Tuesday, August 29, 2006

Femenist Issues in Britain, 1970s

"Recent research among leading British businessmen indicated that they dismissed their wives as 'useful but not essential' in getting where they were."



"It is true that women have the same legal rights as men in Britain. They can acquire, own, and dispose of property. They can enter into contracts, sue, and be sued. They can give evidence in court and serve on juries. But despite a law which forbids sexual discrimination, an energectic Equal Opportunities Commission, organizations designed to promote and protect women's rights, and an endless stream of newspaper and magazine articles touting sexual equality, the women's liberation movement in Britain has been little more than a flop. A respected columnist in one of the country's leading newspapers invoked the code of chivalry to insist, 'women will always need men's protection, which can best be gained, now as ever, not by challenging his power but by exploiting her weakness.'"

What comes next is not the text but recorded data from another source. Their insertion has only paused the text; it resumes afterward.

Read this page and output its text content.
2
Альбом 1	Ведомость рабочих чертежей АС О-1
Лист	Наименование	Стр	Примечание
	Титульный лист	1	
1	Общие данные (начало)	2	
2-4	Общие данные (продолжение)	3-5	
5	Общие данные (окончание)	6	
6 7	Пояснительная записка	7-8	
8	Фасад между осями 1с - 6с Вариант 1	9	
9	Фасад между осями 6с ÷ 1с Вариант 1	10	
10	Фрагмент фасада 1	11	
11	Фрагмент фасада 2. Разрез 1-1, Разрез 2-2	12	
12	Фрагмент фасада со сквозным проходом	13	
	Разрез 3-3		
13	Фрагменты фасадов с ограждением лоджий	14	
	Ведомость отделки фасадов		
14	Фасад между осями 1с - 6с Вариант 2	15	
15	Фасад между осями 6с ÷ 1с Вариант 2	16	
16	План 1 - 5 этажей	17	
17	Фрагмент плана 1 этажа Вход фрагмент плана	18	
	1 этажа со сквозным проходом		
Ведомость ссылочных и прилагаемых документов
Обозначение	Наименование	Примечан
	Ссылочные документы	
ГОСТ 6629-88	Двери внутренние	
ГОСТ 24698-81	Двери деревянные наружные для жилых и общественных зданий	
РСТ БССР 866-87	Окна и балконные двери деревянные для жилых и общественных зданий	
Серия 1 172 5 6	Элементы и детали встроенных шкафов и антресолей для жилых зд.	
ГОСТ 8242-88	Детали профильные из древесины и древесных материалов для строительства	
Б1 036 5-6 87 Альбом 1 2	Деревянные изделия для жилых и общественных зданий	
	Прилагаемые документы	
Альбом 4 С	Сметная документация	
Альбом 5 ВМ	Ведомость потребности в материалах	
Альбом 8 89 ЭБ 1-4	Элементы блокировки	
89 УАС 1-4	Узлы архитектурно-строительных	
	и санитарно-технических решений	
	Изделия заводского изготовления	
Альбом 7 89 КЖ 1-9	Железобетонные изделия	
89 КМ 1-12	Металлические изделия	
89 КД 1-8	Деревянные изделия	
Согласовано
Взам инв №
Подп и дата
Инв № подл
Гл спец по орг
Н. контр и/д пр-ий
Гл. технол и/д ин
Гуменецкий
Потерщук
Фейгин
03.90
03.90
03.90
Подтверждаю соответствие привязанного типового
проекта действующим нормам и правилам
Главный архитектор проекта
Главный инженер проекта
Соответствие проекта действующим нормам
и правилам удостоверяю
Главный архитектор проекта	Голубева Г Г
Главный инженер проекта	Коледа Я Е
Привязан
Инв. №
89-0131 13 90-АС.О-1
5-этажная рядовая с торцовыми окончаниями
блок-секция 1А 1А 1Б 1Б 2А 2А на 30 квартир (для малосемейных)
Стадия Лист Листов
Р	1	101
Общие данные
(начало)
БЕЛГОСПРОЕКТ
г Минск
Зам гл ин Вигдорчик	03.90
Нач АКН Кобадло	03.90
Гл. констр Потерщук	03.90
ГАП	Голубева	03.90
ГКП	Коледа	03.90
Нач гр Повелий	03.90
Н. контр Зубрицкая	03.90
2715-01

Norman Gelb in The British

This attitude could be juxtaposed with advances in legislation and rights because those changes were largely a matter of functionality. Some of the major laws enacted were:

The Abortion Bill of 1967 (between 1947 and 1970 the birthrate fell from 20.7 to 12.4/thousand)
The Divorce Reform Act of 1969 (eliminated the necessity for a matrimonial offence)
The Equal Pay Act of 1970 (makes it unlawful for employers to discriminate between men and women in terms of their pay and contractual conditions. The Act applies to both men and women but any comparison must be with a person of the opposite sex)
The Sex Discrimination Act of 1975 (applies to both men and women and makes sex discrimination unlawful in employment and vocational training, education, the provision and sale of goods, facilities and services and premises)


Here is some info in answer to Heather's question:
In the UK, women have won significant rights to more equal divorce settlements in recent decades. Under the current EU constitution, the UK currently has the right to opt out of proposals such as these. But there is a concern at the Family Law Bar Association that the UK could easily lose out in any proposals, because its system is so different from most other European countries.

Since the early 1970s women have had a right to make a claim on property, even if they have not had any formal legal title on the home during the marriage.


So apparently that option was just becoming available to Emma. There is more on this in "Fear Over Women's Divorce Rights".



"British women have managed to make some headway in penetrating job areas previously reserved only for men...but the pioneers remain so few in umber that they are really only token indications of a chink in the armor of male supremacy."

Obviously Gelb's account is not the authority on the issue, however he does give substantial evidence of a general attitude of resistence in the 70s, even among women, to shifting gender roles. He goes on to say that, "women's liberation in Britain has been consistenly undermined by conditions built into the country's economic life."

Further research shows that this may very well be the case:
See "Only 1 British Female in 4 Calls herself a Feminist" and "Why Has Feminism Failed Women?"

Gelb gives this stereotype of an Englishmen:
"He is a well poised male chauvinist, trim and impeccably attired, courteous to women but considering their company a tedious waste of time when there's good brandy or beer to knock back."

ROBERT

Well, to be brutally honest, we wouldn't actually want a woman around, would we, Jerry? I mean a game of squash isn't simply a game of squash, it's rather more than that.